Он готов был не только признать свою ошибку, но и меня прощал за мою, потому что переосмыслил все, за что ругался со мной у раздевалки, понимая, как неладно у нас получилось с Нечаевой, и взывал — действовать сообща, лишь бы Лариса ходила в школу. Но я-то знала: не так просто решалась ее судьба и не от нас зависело, останется она в классе или не останется. Мне вообще казалось, что я знаю много такого, о чем наш комсорг, увлеченный малеванием своих нарядных гладиолусов, еще не имеет и представления. И куда более взрослой почувствовала я себя перед ним в этот момент, поэтому рассудительно сказала:
— Все гораздо сложнее, Маратик. Это нам с тобой первее первого — уроки да отметочки.
— Почему так говоришь? — обиделся он. — Уроки уроками, а у каждого свое.

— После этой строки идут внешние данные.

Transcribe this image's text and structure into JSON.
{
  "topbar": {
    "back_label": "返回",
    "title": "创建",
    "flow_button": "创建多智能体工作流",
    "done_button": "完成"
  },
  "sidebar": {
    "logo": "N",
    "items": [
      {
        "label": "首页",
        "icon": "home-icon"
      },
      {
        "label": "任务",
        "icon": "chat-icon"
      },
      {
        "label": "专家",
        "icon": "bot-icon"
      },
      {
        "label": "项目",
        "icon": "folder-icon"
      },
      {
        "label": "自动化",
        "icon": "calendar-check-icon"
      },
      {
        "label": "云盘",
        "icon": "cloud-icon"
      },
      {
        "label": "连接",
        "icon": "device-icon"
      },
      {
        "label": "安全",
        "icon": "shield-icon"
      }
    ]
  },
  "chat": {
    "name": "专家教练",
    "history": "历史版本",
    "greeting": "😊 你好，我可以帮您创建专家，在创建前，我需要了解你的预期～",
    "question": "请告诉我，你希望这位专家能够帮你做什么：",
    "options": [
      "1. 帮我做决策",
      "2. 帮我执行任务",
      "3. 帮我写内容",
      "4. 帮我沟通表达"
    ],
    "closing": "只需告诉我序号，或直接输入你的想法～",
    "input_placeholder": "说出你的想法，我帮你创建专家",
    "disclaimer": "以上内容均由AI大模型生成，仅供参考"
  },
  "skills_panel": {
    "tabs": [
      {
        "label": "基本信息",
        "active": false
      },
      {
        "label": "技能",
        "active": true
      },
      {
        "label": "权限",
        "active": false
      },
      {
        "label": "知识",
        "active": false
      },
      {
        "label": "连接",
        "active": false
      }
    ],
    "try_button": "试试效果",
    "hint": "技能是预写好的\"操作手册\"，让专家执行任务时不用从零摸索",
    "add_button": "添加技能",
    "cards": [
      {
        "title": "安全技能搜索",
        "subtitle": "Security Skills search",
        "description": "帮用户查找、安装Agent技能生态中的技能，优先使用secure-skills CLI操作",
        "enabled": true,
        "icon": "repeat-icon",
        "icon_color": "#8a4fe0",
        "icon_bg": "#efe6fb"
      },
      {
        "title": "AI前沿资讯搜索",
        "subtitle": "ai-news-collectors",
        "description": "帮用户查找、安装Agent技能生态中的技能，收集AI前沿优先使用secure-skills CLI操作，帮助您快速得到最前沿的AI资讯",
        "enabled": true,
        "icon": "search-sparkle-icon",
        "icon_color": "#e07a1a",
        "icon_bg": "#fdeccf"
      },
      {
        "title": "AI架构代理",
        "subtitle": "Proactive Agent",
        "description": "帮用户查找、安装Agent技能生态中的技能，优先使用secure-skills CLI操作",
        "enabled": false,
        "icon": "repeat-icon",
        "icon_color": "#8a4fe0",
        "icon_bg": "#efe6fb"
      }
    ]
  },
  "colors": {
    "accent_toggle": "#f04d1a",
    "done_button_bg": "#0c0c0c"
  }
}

Который раз за последнее время слышу эти слова. Только разные люди вкладывают в них разные понятия. Когда-то Лариса отделяла ими себя от нас, чтобы жить, как ей нравится. Для Марата же, наоборот, они вроде мостика, который связывает всех друг с другом. И с Ларисой тоже. Потому что каждому из нас становится ясно: в жизни не все просто. Недаром и Марат заговорил сейчас сразу о Шумейко — дескать, вот тоже: потерял человек детскую мечту, рвался в артисты, а понял, нет у него способностей. Да и внешность неподходящая. И не успокаивают его теперь хорошие отметки: растерялся, успеваемость снизил, не знает, что делать. Даже письмо Аннушке накатал. А она в ответ: правильно, без способностей не стоит в артисты идти. Только если театр любишь, разве одна тропка к любимому делу? Много дорог. Как и в живописи — не одни пейзажики-натюрморты малевать можно. — Есть, например, еще и такие художники: дизайнеры. Художники-конструкторы, создающие людям обстановку, в которой радостно жить и работать. Эстетика улицы, цеха, завода…
— Это она Илье написала? — спросила я. — Про дизайнеров?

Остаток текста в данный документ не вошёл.